Something dark in the water flashed past the corner of my eye. I turned and saw an enormous log tumbling gently in the water. Just then the pull on the rope changed, and I remembered McGillicuddy was veering to the right to avoid the log. I veered to the right with him as I headed for the pontoon boat to ride the rails.

Only I was coming up too fast on the backside of the pontoon boat. I glanced over at the boys and motioned to Adam to slow down. I’d screwed this trick already.

Adam was motioning to me, an exaggerated wave away from the pontoon boat. And he was mouthing something. Your other right. I realized what I’d done then and dropped the rope. The side of the pontoon boat emblazoned VADER’S MARINA zoomed toward me, smack.

16

This probably would have been a lot easier if I’d gotten amnesia or at least felt a little woozy from the impact, but I didn’t. I knew exactly what was happening as I slipped wakeboard-first under the pontoon boat and slowed to a stop. The buoyant wakeboard on my feet and the life vest hugging my chest stuck me like magnets to the slippery underside of the boat.

My head—I had cracked my head open when I hit the boat, and the pain was almost unbearable, but I had nowhere to put it. Blood curled around me, backlit by sunbeams streaming through the water at the edges of the boat. I needed to get out from under. I was running out of air.

I tried to kick myself over to the edge—but my feet were still stuck in the wakeboard bindings. Bending over to untie them was the only way out. I would run out of air before then. I could hardly think of anything except running out of air, the throbbing in my head, the blood forming graceful curlicues in front of my eyes.
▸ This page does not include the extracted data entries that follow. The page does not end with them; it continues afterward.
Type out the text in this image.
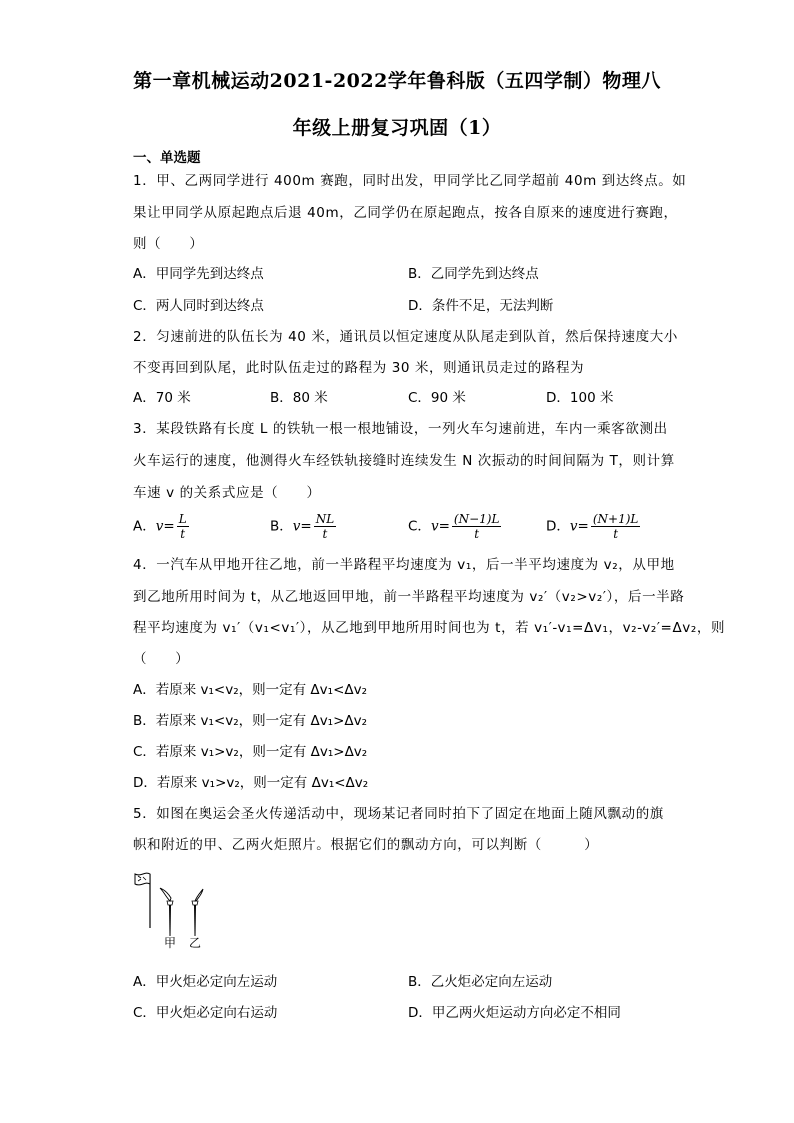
第一章机械运动2021-2022学年鲁科版（五四学制）物理八
年级上册复习巩固（1）
一、单选题
1．甲、乙两同学进行 400m 赛跑，同时出发，甲同学比乙同学超前 40m 到达终点。如
果让甲同学从原起跑点后退 40m，乙同学仍在原起跑点，按各自原来的速度进行赛跑，
则（　　）
A．甲同学先到达终点	B．乙同学先到达终点
C．两人同时到达终点	D．条件不足，无法判断
2．匀速前进的队伍长为 40 米，通讯员以恒定速度从队尾走到队首，然后保持速度大小
不变再回到队尾，此时队伍走过的路程为 30 米，则通讯员走过的路程为
A．70 米	B．80 米	C．90 米	D．100 米
3．某段铁路有长度 L 的铁轨一根一根地铺设，一列火车匀速前进，车内一乘客欲测出
火车运行的速度，他测得火车经铁轨接缝时连续发生 N 次振动的时间间隔为 T，则计算
车速 v 的关系式应是（　　）
A．$v= \frac{L}{t}$	B．$v= \frac{NL}{t}$	C．$v= \frac{(N-1)L}{t}$	D．$v= \frac{(N+1)L}{t}$
4．一汽车从甲地开往乙地，前一半路程平均速度为 v₁，后一半平均速度为 v₂，从甲地
到乙地所用时间为 t，从乙地返回甲地，前一半路程平均速度为 v₂′（v₂>v₂′），后一半路
程平均速度为 v₁′（v₁<v₁′），从乙地到甲地所用时间也为 t，若 v₁′-v₁=Δv₁，v₂-v₂′=Δv₂，则
（　　）
A．若原来 v₁<v₂，则一定有 Δv₁<Δv₂
B．若原来 v₁<v₂，则一定有 Δv₁>Δv₂
C．若原来 v₁>v₂，则一定有 Δv₁>Δv₂
D．若原来 v₁>v₂，则一定有 Δv₁<Δv₂
5．如图在奥运会圣火传递活动中，现场某记者同时拍下了固定在地面上随风飘动的旗
帜和附近的甲、乙两火炬照片。根据它们的飘动方向，可以判断（　　　）
甲 乙
A．甲火炬必定向左运动	B．乙火炬必定向左运动
C．甲火炬必定向右运动	D．甲乙两火炬运动方向必定不相同
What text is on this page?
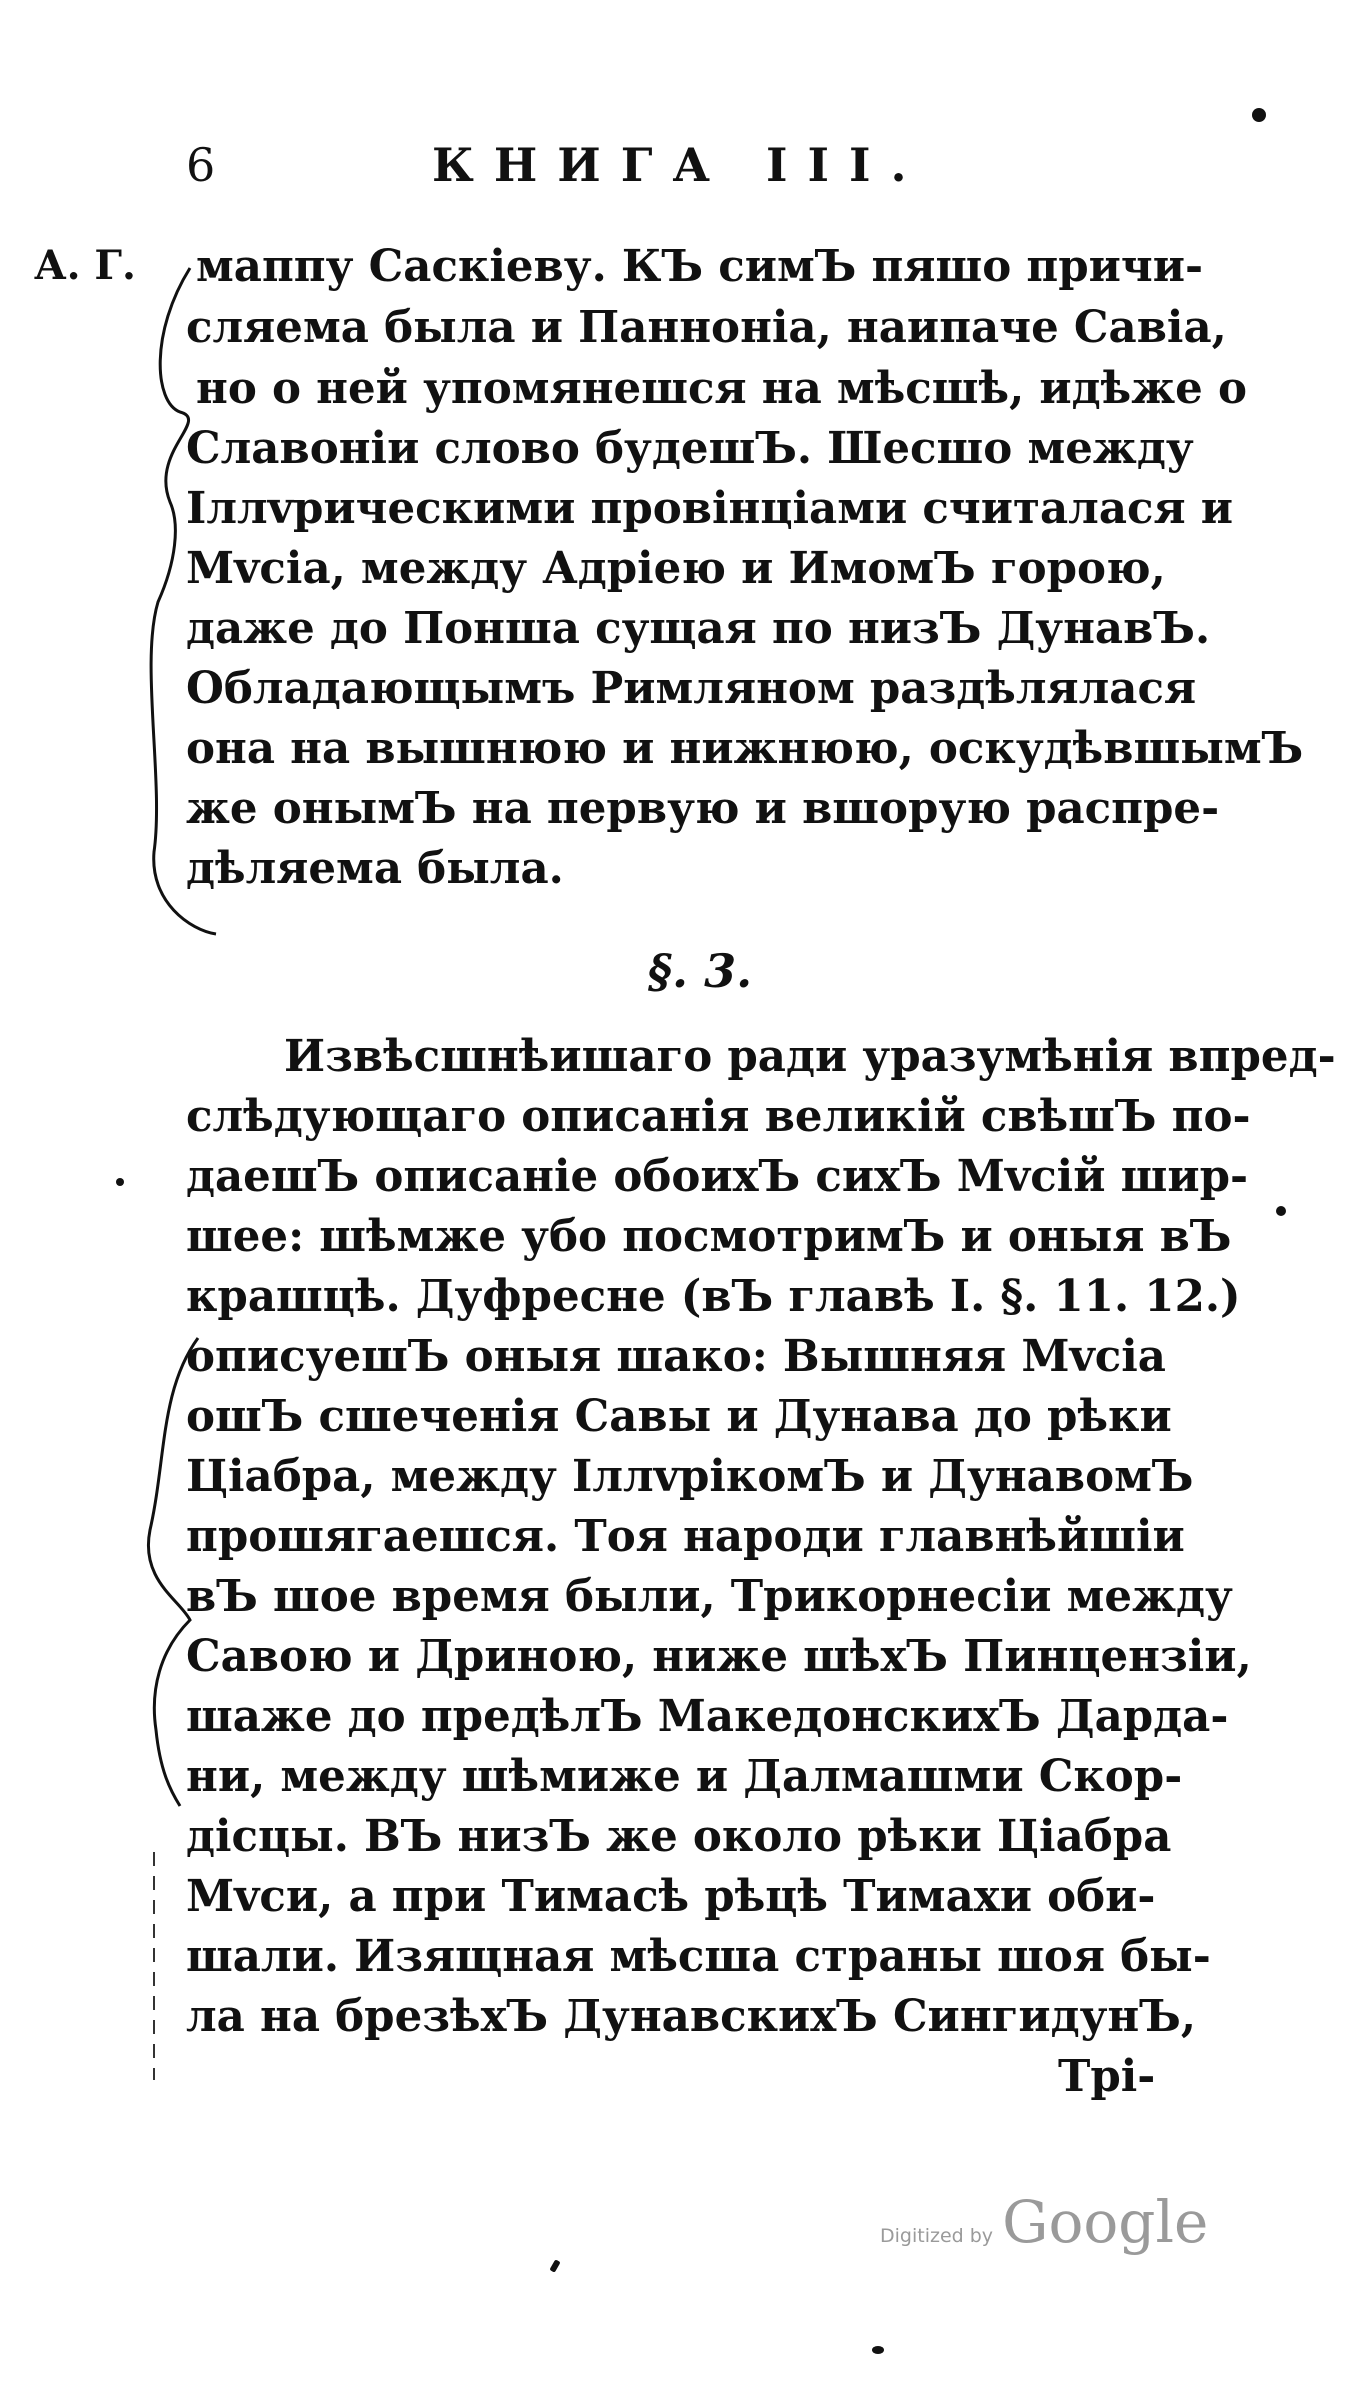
6	КНИГА III.
А. Г. маппу Саскіеву. КЪ симЪ пяшо причи-
сляема была и Панноніа, наипаче Савіа,
но о ней упомянешся на мѣсшѣ, идѣже о
Славоніи слово будешЪ. Шесшо между
Іллvрическими провінціами считалася и
Мvсіа, между Адріею и ИмомЪ горою,
даже до Понша сущая по низЪ ДунавЪ.
Обладающымъ Римляном раздѣлялася
она на вышнюю и нижнюю, оскудѣвшымЪ
же онымЪ на первую и вшорую распре-
дѣляема была.
§. 3.
Извѣсшнѣишаго ради уразумѣнія впред-
слѣдующаго описанія великій свѣшЪ по-
даешЪ описаніе обоихЪ сихЪ Мvсій шир-
шее: шѣмже убо посмотримЪ и оныя вЪ
крашцѣ. Дуфресне (вЪ главѣ I. §. 11. 12.)
описуешЪ оныя шако: Вышняя Мvсіа
ошЪ сшеченія Савы и Дунава до рѣки
Ціабра, между ІллvрікомЪ и ДунавомЪ
прошягаешся. Тоя народи главнѣйшіи
вЪ шое время были, Трикорнесіи между
Савою и Дриною, ниже шѣхЪ Пинцензіи,
шаже до предѣлЪ МакедонскихЪ Дарда-
ни, между шѣмиже и Далмашми Скор-
дісцы. ВЪ низЪ же около рѣки Ціабра
Мvси, а при Тимасѣ рѣцѣ Тимахи оби-
шали. Изящная мѣсша страны шоя бы-
ла на брезѣхЪ ДунавскихЪ СингидунЪ,
Трі-
Digitized by Google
I reached one hand as far toward the edge of the boat as I could, hoping I could pull hard with every bit of life I had left and slip out from under, dragging the wakeboard with me. My hand sank into a firm, gelatinous mass. Without looking, I knew it was bryozoa. I had died and gone to hell. This was how my mother must have felt. The water had always been my friend. The water had betrayed me.

Then they came for me. They were under the pontoon boat with me, blurry and green like ghosts in the water. One boy shoved down on the wakeboard. The other boy put a strong arm across my chest and pushed off from the bottom of the boat with his feet. He took me lower in the water—wrong direction, hello, I could hardly suppress the urge to breathe in water instead of air. I struggled. He let me go. The wakeboard and the life vest propelled me to the surface, clear of the boat.